Three times they voiced their imperative mandate, and then, at a signal, they wheeled about, and marched away in the excellent order in which they had come. Such a demonstration, in the streets, at night, before a legislative body, had it occurred in a capital or in a metropolis, would have been historic. As it was, the cry that went up from those men was heard in the council chamber; and it was destined to ring through the town for the better part of a decade. The council did not pass the ordinance over the Mayor’s veto; half an hour later the councilmen were escorted from their chamber by the police they had summoned; and a sadly shaken body they were, poor fellows.
Meanwhile the men who had marched with Johnson Thurston had retired to a vacant storeroom in Superior Street, three blocks away, over the door of which there was a canvas sign bearing the inscription “Independent Headquarters.” There they had assembled and been drilled by Johnson Thurston, as college men are drilled by a leader in their yells, and with a solemn sense of civic duty they had marched to the council chamber to save their city from a quarter of a century more of shameful vassalage to a privileged public utility corporation. The threat of their presence had been sufficient, but had that proved unavailing, they had provided other resources. There had been all the while, from the hour of the opening of the doors that night, twelve men in the council chamber, armed with bombs, not of dynamite or any such anarchist explosive, but of asafœtida and sulphureted hydrogen and I know not what other overpowering fumes and odors, confidently relied upon to prevail against even so foul a stench as that which a privileged plutocracy can make in any of the halls of government when it has determined to secure another lease of its tenure.

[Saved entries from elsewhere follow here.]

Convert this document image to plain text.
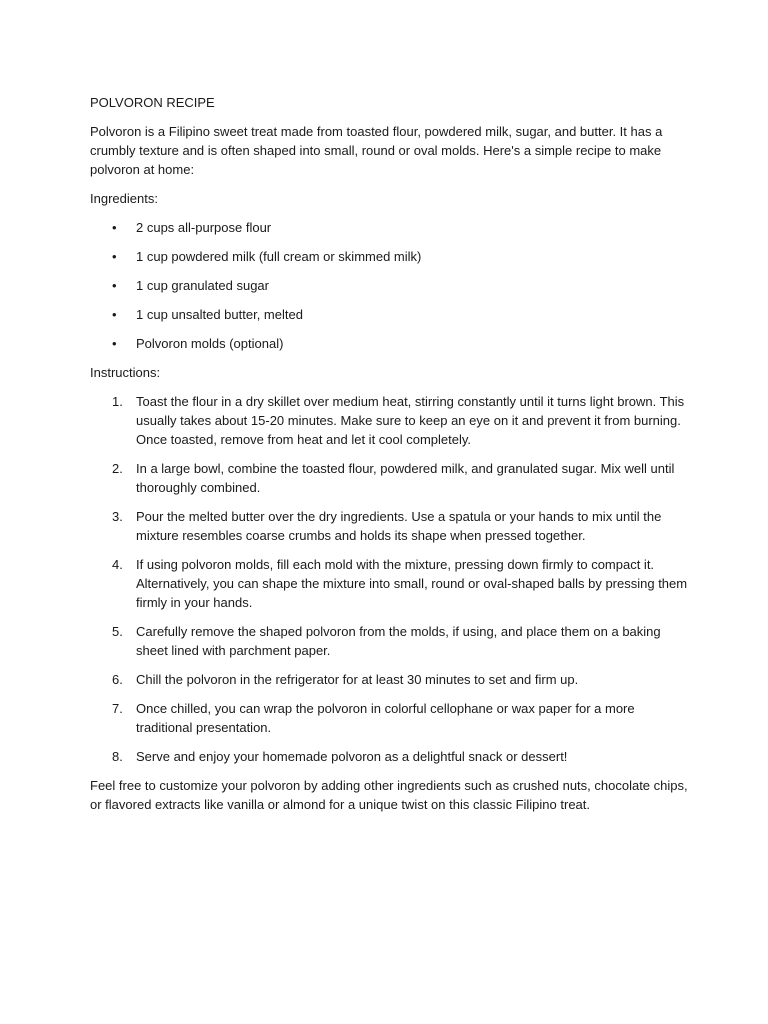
POLVORON RECIPE

Polvoron is a Filipino sweet treat made from toasted flour, powdered milk, sugar, and butter. It has a crumbly texture and is often shaped into small, round or oval molds. Here's a simple recipe to make polvoron at home:

Ingredients:

• 2 cups all-purpose flour
• 1 cup powdered milk (full cream or skimmed milk)
• 1 cup granulated sugar
• 1 cup unsalted butter, melted
• Polvoron molds (optional)

Instructions:

1. Toast the flour in a dry skillet over medium heat, stirring constantly until it turns light brown. This usually takes about 15-20 minutes. Make sure to keep an eye on it and prevent it from burning. Once toasted, remove from heat and let it cool completely.
2. In a large bowl, combine the toasted flour, powdered milk, and granulated sugar. Mix well until thoroughly combined.
3. Pour the melted butter over the dry ingredients. Use a spatula or your hands to mix until the mixture resembles coarse crumbs and holds its shape when pressed together.
4. If using polvoron molds, fill each mold with the mixture, pressing down firmly to compact it. Alternatively, you can shape the mixture into small, round or oval-shaped balls by pressing them firmly in your hands.
5. Carefully remove the shaped polvoron from the molds, if using, and place them on a baking sheet lined with parchment paper.
6. Chill the polvoron in the refrigerator for at least 30 minutes to set and firm up.
7. Once chilled, you can wrap the polvoron in colorful cellophane or wax paper for a more traditional presentation.
8. Serve and enjoy your homemade polvoron as a delightful snack or dessert!

Feel free to customize your polvoron by adding other ingredients such as crushed nuts, chocolate chips, or flavored extracts like vanilla or almond for a unique twist on this classic Filipino treat.
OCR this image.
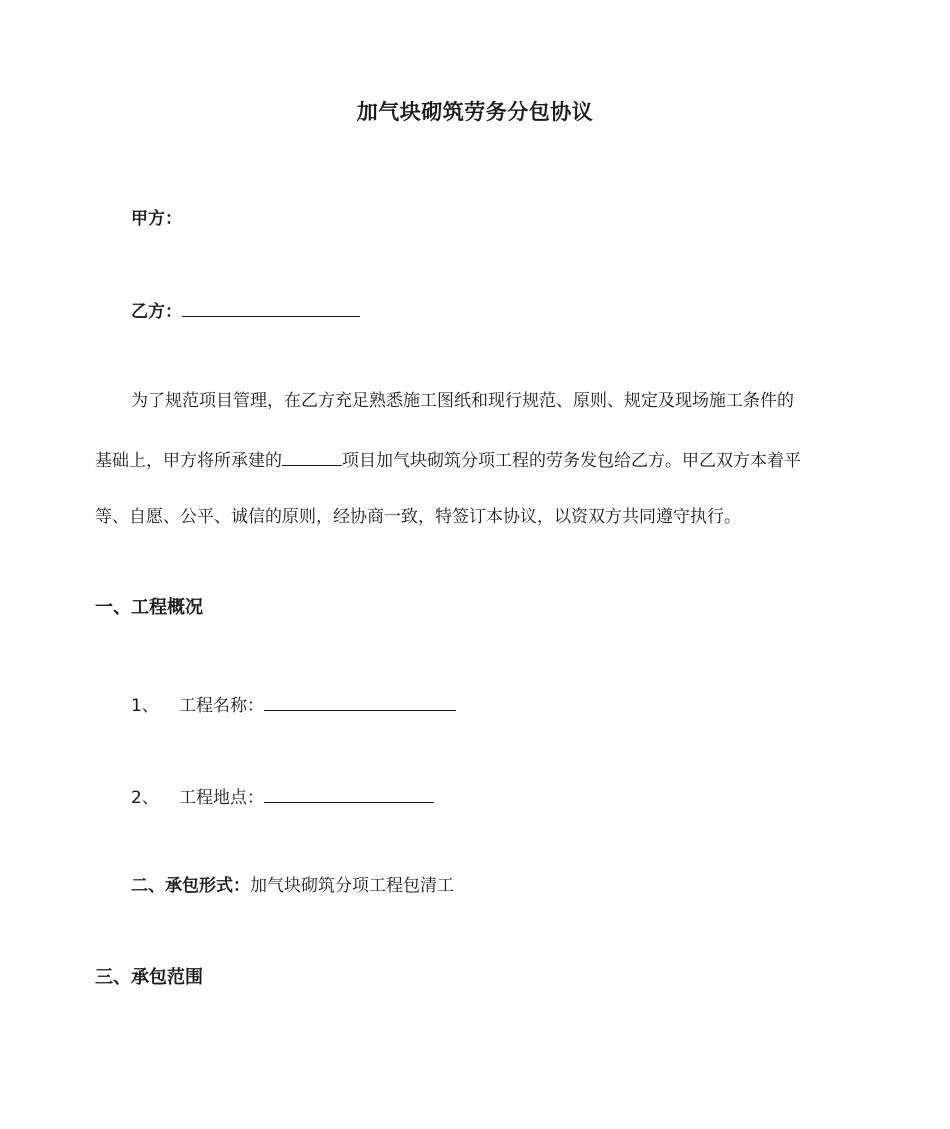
加气块砌筑劳务分包协议
甲方：
乙方：
为了规范项目管理，在乙方充足熟悉施工图纸和现行规范、原则、规定及现场施工条件的
基础上，甲方将所承建的	项目加气块砌筑分项工程的劳务发包给乙方。甲乙双方本着平
等、自愿、公平、诚信的原则，经协商一致，特签订本协议，以资双方共同遵守执行。
一、工程概况
1、 工程名称：
2、 工程地点：
二、承包形式：加气块砌筑分项工程包清工
三、承包范围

At Independent Headquarters, then, that autumn, political meetings were held, in which local affairs—the street-car situation especially and the relation it bore to the machines of political parties—were discussed. Because of those changes the legislature was always making in the government of cities, three councilman at large were to be elected. This was in the year 1904, in the midst of a national campaign. Roosevelt was running for president for his second—or his first term, depending on the point of view—and three of those men who had voted for that street railway ordinance, and were ready to vote to pass it over the mayor’s veto, were candidates on the Republican ticket for councilmen at large. The Independents who had marched with Johnson Thurston determined to nominate a city ticket, and they honored me by offering me the place at the head of that ticket as their candidate for councilman at large. I was writing another novel just then and battling as usual against interruptions, and so I begged off; it was not the campaign I feared, but, as I told them, the fear that I should be elected. We nominated a ticket, and went into the campaign, speaking every night, and in November, though Roosevelt carried the city by fifteen thousand, our candidates for councilmen at large were elected. Clearly, then, the non-partizan movement had not wholly died with Golden Rule Jones; his soul, like the soul of John Brown, was marching on, and still somehow led by him, and inspired by his spirit, there had sprung forth, like Greek soldiers from the dragon’s teeth, in Toledo a democratic municipal movement. First of all the cities in America, she had taken the initial step in freeing herself, the step all cities in America must take if they would free themselves from their masters—that of non-partizan municipal elections.